LENT x BIRTH?

I am a low-church kind of gal. I was “saved” in a sweaty tent service in an Assemblies of God church camp in rural Michigan, far from the trappings of my aristocratic expat upbringing in Europe; my heart thumping, my palms sweating and my soul saying a loud, rattling-with-Holy Spirit-tongues-filled YES to the preacher who called us to surrender our lives to Jesus at the front.

I had never even heard of Lent.

Lent? As in that time I lent my friend my LipSmacker’s root beer chapstick and never got it back?

As I grew up and more exposed to the shadow sides in myself, my family, the world writ large, Lauren Winner became my pipeline to more ancient practices through her Mudhouse Sabbath dive into Jewish ritual. I needed something that didn’t require I muster emotional strength; a trellis, some scaffolding for the spiritual life. And somehow from there, alongside my “post-evangelical” church planting friends we all reached for Shane Claiborne and Jonathan Wilson-Hartgrove’s Common Prayer: A Liturgy for Ordinary Radicals, an anthology for up and coming earnest white folks trying to live the Way of Jesus. And somehow that led me to Advent, which my melancholic soul loved in all its angsty yearning as the days grew darker towards Christmas morning (“the hopes and fears of all the years are met in Thee tonight”). The spring always hurled by with our trips down to Florida, carting 18-22 year olds in tour buses to encounter Jesus in the context of justice work, and I never could quite get Lent to stick.

But now I have a relatively uninterrupted stretch of Spring before me within which to explore this mysterious Lenten season that beckons me real close to listen well. I’m curious about Lent through the eyes of birth. I want to scour the Scriptures as we move through the familiar themes: Wildnerness, Expectation, Cleansing, and all of Holy Week leading up the great Pascal mystery of Birth-Death-Resurrection. This low-church girl is wading deeper into these Orthodox roots, exploring anew what the early church Mothers might want to say to us, and what God might want to teach us as we live in our bodies and in the shapes of our lives these 40 days.

Oh, isn’t that poetic, too?

40 days.

40 weeks.

Lenten Pregnancy, Easter Birth.

The buds are beginning to emerge on frozen limbs, the unseen work of new life pokes through.

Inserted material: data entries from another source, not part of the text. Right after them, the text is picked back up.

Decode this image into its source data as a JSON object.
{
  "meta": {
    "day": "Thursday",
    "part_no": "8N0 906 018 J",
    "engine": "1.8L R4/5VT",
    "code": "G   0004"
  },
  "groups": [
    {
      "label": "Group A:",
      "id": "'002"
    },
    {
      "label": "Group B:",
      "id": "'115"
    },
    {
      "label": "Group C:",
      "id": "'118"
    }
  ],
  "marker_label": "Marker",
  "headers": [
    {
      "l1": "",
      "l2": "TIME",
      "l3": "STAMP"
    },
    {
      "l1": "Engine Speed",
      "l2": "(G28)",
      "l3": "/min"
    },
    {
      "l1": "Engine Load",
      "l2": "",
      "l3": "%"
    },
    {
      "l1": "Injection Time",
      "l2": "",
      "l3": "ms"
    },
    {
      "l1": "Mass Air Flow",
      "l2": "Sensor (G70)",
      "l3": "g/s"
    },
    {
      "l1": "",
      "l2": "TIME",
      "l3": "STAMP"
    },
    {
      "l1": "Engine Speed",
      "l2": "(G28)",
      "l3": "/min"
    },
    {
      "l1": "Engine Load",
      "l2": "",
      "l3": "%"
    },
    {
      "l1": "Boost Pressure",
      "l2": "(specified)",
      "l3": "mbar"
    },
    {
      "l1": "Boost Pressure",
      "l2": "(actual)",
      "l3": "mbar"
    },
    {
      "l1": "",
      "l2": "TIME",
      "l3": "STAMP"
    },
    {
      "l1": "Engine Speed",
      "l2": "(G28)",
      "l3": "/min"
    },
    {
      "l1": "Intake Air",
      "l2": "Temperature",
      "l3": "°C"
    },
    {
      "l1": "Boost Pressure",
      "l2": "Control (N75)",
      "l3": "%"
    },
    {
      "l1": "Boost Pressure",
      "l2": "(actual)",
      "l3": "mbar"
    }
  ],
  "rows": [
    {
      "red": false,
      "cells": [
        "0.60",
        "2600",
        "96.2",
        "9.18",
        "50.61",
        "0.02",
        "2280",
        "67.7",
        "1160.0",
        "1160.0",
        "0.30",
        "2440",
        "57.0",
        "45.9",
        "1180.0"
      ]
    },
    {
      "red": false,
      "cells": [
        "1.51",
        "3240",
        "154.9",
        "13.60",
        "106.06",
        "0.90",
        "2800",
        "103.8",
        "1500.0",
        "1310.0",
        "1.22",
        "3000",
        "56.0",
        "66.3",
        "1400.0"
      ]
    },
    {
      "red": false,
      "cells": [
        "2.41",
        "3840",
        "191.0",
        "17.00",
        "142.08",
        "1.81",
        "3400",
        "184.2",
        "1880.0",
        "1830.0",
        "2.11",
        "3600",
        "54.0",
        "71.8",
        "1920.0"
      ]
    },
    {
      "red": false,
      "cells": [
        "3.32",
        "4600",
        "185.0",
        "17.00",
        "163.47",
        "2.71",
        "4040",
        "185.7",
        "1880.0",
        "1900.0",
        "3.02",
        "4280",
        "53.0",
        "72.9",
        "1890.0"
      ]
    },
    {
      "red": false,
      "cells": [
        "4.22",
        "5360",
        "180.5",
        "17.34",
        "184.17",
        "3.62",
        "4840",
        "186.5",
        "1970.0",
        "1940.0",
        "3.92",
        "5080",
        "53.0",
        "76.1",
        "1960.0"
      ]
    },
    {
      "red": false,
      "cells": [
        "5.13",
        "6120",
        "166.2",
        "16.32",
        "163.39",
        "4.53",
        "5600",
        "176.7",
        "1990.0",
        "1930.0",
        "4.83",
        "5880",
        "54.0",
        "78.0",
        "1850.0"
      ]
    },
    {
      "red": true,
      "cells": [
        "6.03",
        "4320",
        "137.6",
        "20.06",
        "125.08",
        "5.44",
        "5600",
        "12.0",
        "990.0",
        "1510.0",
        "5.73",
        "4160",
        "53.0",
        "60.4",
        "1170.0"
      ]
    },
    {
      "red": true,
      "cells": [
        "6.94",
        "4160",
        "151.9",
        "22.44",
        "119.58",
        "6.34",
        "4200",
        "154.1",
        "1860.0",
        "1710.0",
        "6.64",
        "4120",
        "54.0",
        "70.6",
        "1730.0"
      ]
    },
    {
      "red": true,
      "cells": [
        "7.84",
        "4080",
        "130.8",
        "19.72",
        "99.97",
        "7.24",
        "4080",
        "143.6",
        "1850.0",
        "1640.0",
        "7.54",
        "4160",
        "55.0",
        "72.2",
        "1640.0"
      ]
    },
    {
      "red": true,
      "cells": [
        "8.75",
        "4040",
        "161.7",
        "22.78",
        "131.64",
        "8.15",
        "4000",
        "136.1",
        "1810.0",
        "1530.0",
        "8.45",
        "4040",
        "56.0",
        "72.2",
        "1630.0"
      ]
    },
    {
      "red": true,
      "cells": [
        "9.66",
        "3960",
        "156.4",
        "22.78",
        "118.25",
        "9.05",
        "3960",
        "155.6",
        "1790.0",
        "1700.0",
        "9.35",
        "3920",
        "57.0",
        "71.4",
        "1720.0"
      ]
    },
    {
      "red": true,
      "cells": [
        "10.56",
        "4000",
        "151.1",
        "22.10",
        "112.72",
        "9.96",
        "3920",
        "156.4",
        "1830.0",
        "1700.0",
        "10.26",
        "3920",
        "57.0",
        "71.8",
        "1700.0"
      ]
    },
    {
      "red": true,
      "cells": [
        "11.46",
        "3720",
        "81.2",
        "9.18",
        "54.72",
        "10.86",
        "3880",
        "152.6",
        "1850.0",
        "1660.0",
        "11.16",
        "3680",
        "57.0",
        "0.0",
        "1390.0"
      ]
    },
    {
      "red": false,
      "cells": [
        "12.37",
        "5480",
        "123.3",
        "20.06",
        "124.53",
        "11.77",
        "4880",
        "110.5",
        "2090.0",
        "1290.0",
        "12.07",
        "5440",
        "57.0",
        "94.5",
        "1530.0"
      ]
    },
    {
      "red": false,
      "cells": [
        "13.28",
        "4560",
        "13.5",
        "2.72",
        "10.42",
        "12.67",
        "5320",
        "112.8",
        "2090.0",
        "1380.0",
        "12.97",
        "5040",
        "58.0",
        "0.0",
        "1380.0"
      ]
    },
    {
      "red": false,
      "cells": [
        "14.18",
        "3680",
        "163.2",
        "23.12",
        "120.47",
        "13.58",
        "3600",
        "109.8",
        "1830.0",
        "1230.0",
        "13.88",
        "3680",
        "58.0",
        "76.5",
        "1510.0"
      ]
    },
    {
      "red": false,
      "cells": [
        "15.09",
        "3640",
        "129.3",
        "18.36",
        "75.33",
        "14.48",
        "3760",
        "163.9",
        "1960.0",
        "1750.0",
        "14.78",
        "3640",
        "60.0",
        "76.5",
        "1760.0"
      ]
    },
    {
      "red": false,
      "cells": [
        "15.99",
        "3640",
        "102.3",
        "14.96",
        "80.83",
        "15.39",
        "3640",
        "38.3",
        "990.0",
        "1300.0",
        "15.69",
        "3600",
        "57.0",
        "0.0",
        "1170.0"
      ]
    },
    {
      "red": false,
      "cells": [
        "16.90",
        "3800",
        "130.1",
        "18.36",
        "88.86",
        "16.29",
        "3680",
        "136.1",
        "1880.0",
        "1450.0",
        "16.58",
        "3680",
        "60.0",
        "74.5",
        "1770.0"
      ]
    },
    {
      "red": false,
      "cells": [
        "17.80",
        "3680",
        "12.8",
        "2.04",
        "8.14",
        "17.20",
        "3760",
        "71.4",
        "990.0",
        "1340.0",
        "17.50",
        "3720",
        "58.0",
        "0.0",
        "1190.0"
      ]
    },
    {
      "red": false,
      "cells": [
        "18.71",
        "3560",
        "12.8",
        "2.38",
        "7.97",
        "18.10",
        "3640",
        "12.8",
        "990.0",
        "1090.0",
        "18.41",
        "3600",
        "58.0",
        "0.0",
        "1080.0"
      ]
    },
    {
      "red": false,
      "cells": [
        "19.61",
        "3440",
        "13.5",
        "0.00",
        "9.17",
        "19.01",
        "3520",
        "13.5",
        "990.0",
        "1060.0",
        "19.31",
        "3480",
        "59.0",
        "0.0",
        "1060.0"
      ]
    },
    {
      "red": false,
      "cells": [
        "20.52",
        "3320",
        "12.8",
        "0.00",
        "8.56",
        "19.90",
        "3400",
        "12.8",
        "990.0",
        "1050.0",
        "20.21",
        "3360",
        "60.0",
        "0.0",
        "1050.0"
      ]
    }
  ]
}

“If Advent/Christmas is a revelation of God’s presence with us, then Lent/Easter is a revelation of God’s desire to use all of life for our wholeness and our healing— the revelation that he will pull life from death.” + Greg Pennoyer in the Preface to God For Us

Wow. I want to receive all of life for my wholeness and healing. Better yet, for our wholeness and healing.

Let’s listen together.


Tell me, have you engaged with Lent before?

And also, is there something God is birthing through you?